Generating images from text using evolutionary algorithms and CLIP

Table of contents

Generating images from text has been a subject of rapid development as it might provide significant enhancements for the solutions across various domains. This text describes a complete framework that allows text-to-image conversion by combining several machine learning solutions.

Table of contents

Accurately generating images from text (and vice versa) has been a major challenge for both natural language processing and computer vision. Recent publications, including the release of OpenAI’s DALL-E model early this year, have proved that when large enough datasets are used for training, it is possible to generate high-quality images from arbitrary text, reliably conveying the semantics of input. The large surge in development that has been occurring makes this topic very interesting, from both a scientific and business perspective. This text describes a complete framework that allows text-to-image conversion by combining several machine learning solutions. Generating images from text has been a subject of rapid development as it might provide significant enhancements for the solutions across various domains, such as fashion or architecture. Apart from improving the abilities of recommendation systems, it also makes generating synthetic datasets much easier for a vast field of computer vision applications, such as facial recognition-based tasks.

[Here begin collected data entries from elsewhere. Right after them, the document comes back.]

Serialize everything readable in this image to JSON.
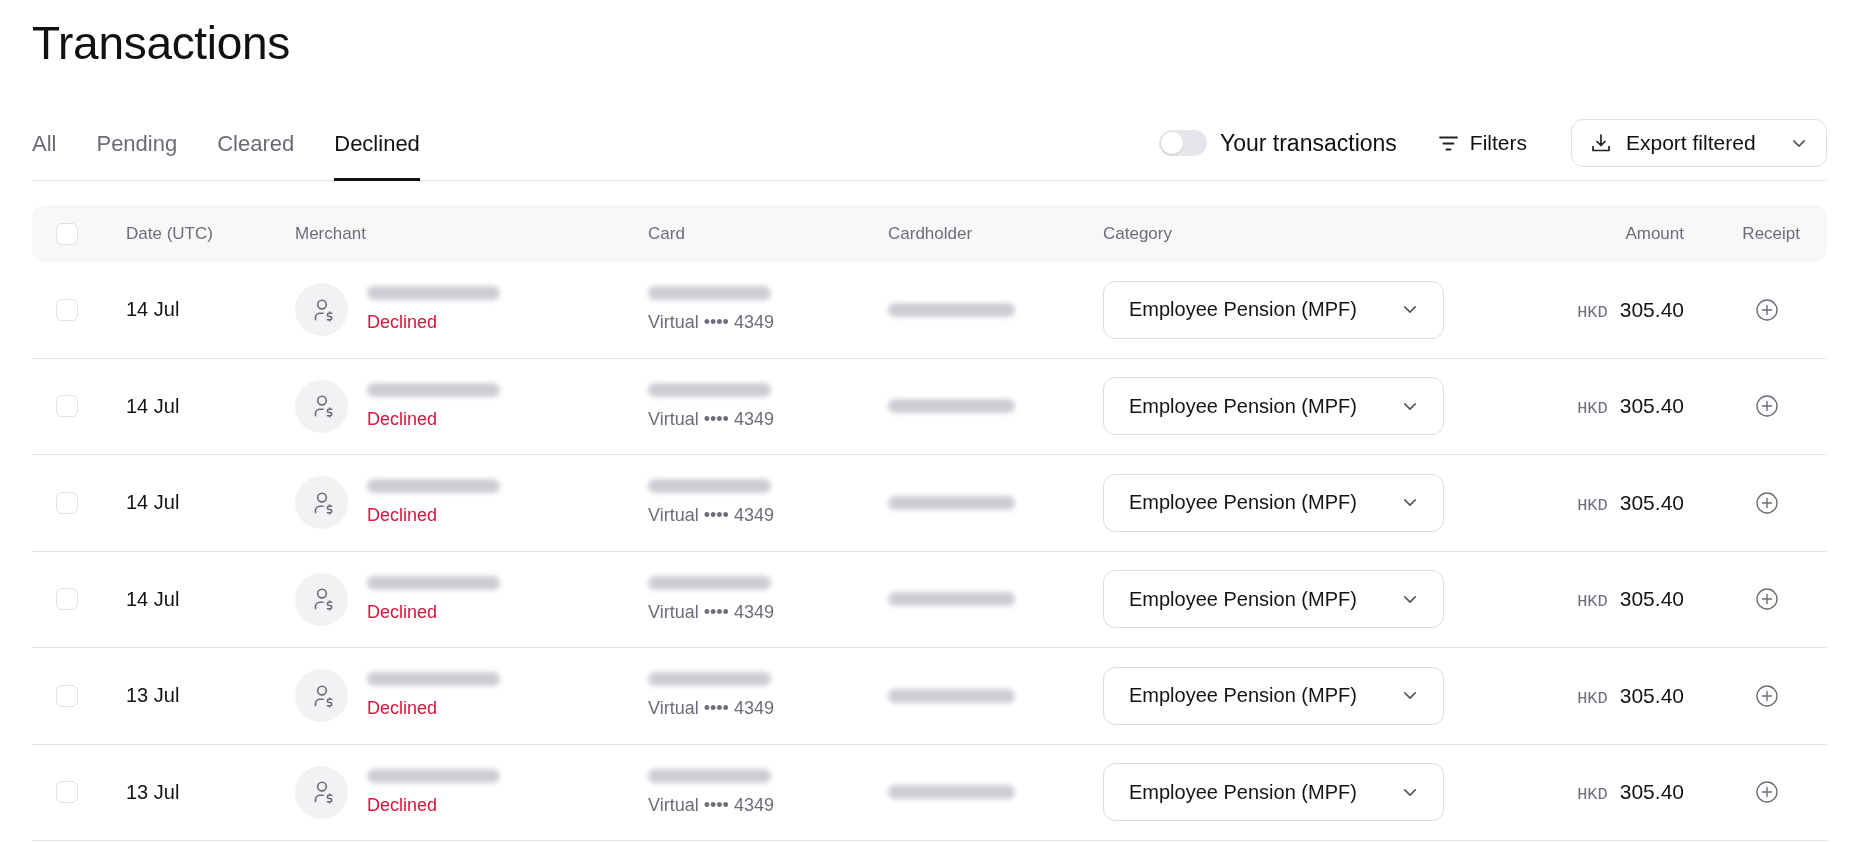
{
  "title": "Transactions",
  "tabs": [
    {
      "label": "All",
      "selected": false
    },
    {
      "label": "Pending",
      "selected": false
    },
    {
      "label": "Cleared",
      "selected": false
    },
    {
      "label": "Declined",
      "selected": true
    }
  ],
  "toolbar": {
    "your_transactions": {
      "label": "Your transactions",
      "on": false
    },
    "filters": {
      "label": "Filters"
    },
    "export": {
      "label": "Export filtered"
    }
  },
  "table": {
    "select_all": {
      "checked": false
    },
    "columns": [
      "Date (UTC)",
      "Merchant",
      "Card",
      "Cardholder",
      "Category",
      "Amount",
      "Receipt"
    ],
    "rows": [
      {
        "checked": false,
        "date": "14 Jul",
        "status": "Declined",
        "card": "Virtual •••• 4349",
        "category": "Employee Pension (MPF)",
        "currency": "HKD",
        "amount": "305.40"
      },
      {
        "checked": false,
        "date": "14 Jul",
        "status": "Declined",
        "card": "Virtual •••• 4349",
        "category": "Employee Pension (MPF)",
        "currency": "HKD",
        "amount": "305.40"
      },
      {
        "checked": false,
        "date": "14 Jul",
        "status": "Declined",
        "card": "Virtual •••• 4349",
        "category": "Employee Pension (MPF)",
        "currency": "HKD",
        "amount": "305.40"
      },
      {
        "checked": false,
        "date": "14 Jul",
        "status": "Declined",
        "card": "Virtual •••• 4349",
        "category": "Employee Pension (MPF)",
        "currency": "HKD",
        "amount": "305.40"
      },
      {
        "checked": false,
        "date": "13 Jul",
        "status": "Declined",
        "card": "Virtual •••• 4349",
        "category": "Employee Pension (MPF)",
        "currency": "HKD",
        "amount": "305.40"
      },
      {
        "checked": false,
        "date": "13 Jul",
        "status": "Declined",
        "card": "Virtual •••• 4349",
        "category": "Employee Pension (MPF)",
        "currency": "HKD",
        "amount": "305.40"
      }
    ]
  }
}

Output of the framework – 8 generated images for the input text snippet.

Overview of the Framework

The framework used in this solution consists of three important components: a pre-trained generative network, a CLIP model, and an evolutionary algorithm loop. The generative network is the core of the solution. Quality, variety, and the domain of generated images are all greatly influenced by the choice of model. The predictive power of the model within a certain latent space area is dependent on the underlying dataset used during the training process. In a nutshell, CLIP can be perceived as a mapping between two spaces – one with encodings of text snippets and the other with encodings of images. The whole model was trained on an enormous dataset consisting of 250 million text-image pairs, mostly scraped from the web. Evolutionary algorithms are population-based heuristic optimization methods. Algorithms from this family use computational implementations of processes related to natural selection, such as crossover, mutation, and reproduction. The algorithm is based on the survival of the fittest principle, where the main objective is to generate more and more fit members of the population while reducing the number of weak units.

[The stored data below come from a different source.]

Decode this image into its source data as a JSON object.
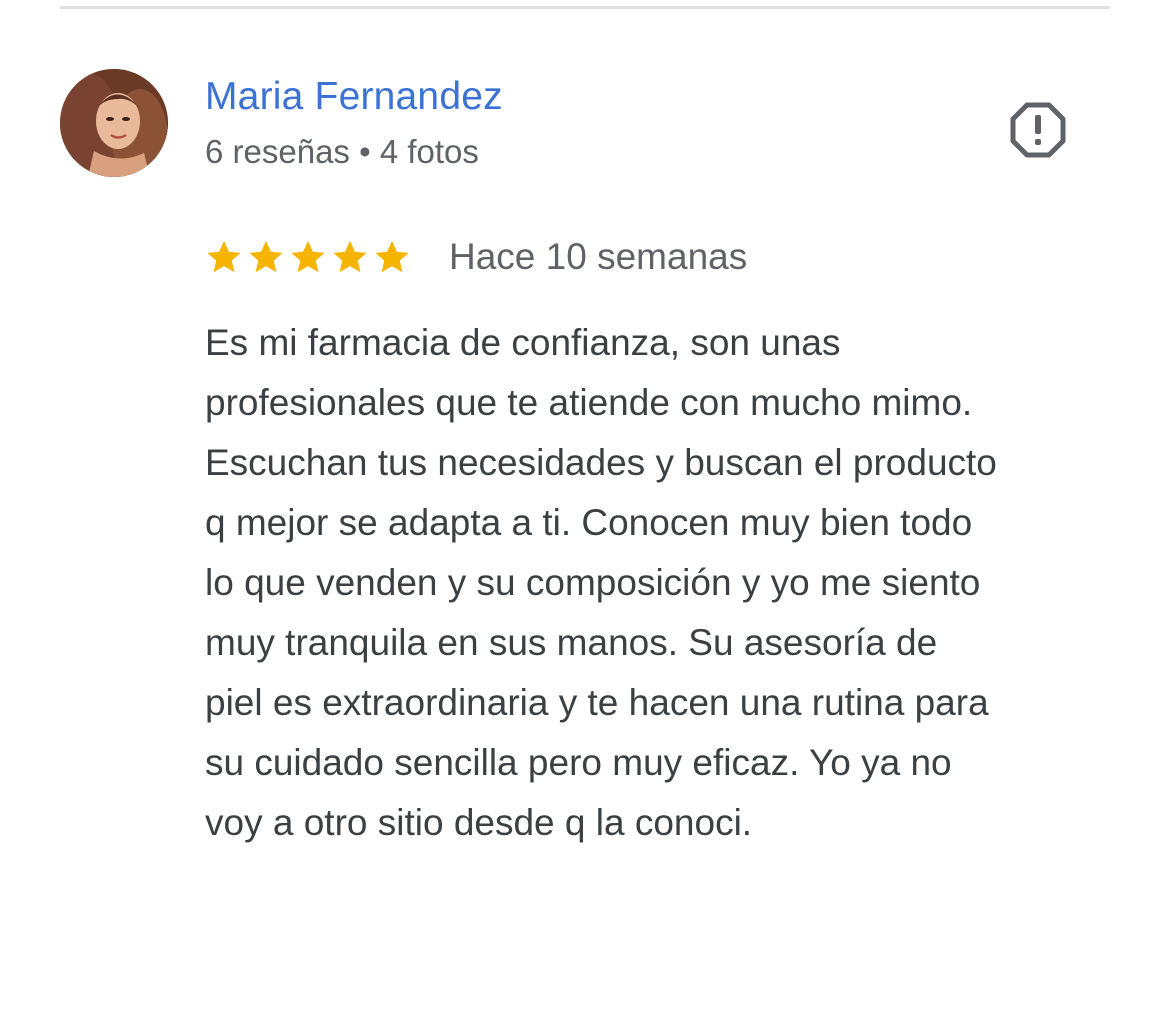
{
  "review": {
    "reviewer_name": "Maria Fernandez",
    "reviewer_meta": "6 reseñas • 4 fotos",
    "rating": 5,
    "rating_max": 5,
    "time_ago": "Hace 10 semanas",
    "text": "Es mi farmacia de confianza, son unas profesionales que te atiende con mucho mimo. Escuchan tus necesidades y buscan el producto q mejor se adapta a ti. Conocen muy bien todo lo que venden y su composición y yo me siento muy tranquila en sus manos. Su asesoría de piel es extraordinaria y te hacen una rutina para su cuidado sencilla pero muy eficaz. Yo ya no voy a otro sitio desde q la conoci."
  },
  "colors": {
    "name_link": "#3b72d4",
    "star": "#f4b400",
    "meta_text": "#5f6368",
    "body_text": "#3c4043"
  },
  "icons": {
    "report": "report-flag-icon",
    "star": "star-icon"
  }
}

(a,c) crossover and (b,d) mutation operations used in the genetic algorithm

These three parts can be used to create a pipeline that enables a batch of images corresponding to an input text snippet to be generated.

How does it work?

The solution is based on the input text provided by the user. It is encoded by the CLIP model and will be used repeatedly in unchanged form as the reference in the optimization loop. The first population of images is generated by using a randomized latent vector (noise) and passing it through the generative network. The quality of the population is assessed by the fitness function, which compares the encoded text snippet provided by the user with each image in the batch.

Flowchart describing the framework.

The role of the evolutionary algorithm is to use the current population to generate new units that will reflect the input text more accurately. After each algorithm step, a new batch of images is generated and the loop repeats until it converges or is stopped. The final population of images is the framework’s output. The whole solution is possible thanks to the continuity of latent spaces, which can be traversed in search of the best solution. For instance, the latent space for the StyleGAN2-car model (trained on the large dataset of car images) is generated by 512-dimensional vectors with values ranging from -10 to 10. The first population of images generated by the phrase a yellow car in the city is presented below. The result is a bunch of cars, but they are chosen at random – created by a randomized initial vector.

After 200 iterations, the genetic algorithm arrives at a population of vectors that correspond to the below images.

The genetic algorithm was able to alter the initial population of vectors to reach the area of latent space that provides information about the yellow color and the city to the generator – hence these attributes are seen in the images. These images make the framework’s abilities and potential clear. But this is only a start. Work in deep learning is expected to lead to more versatile, robust and widely applicable solutions. These may include simulations and find application in a wide range of industries, including gaming, entertainment, interior design and urban infrastructure planning, to name a few.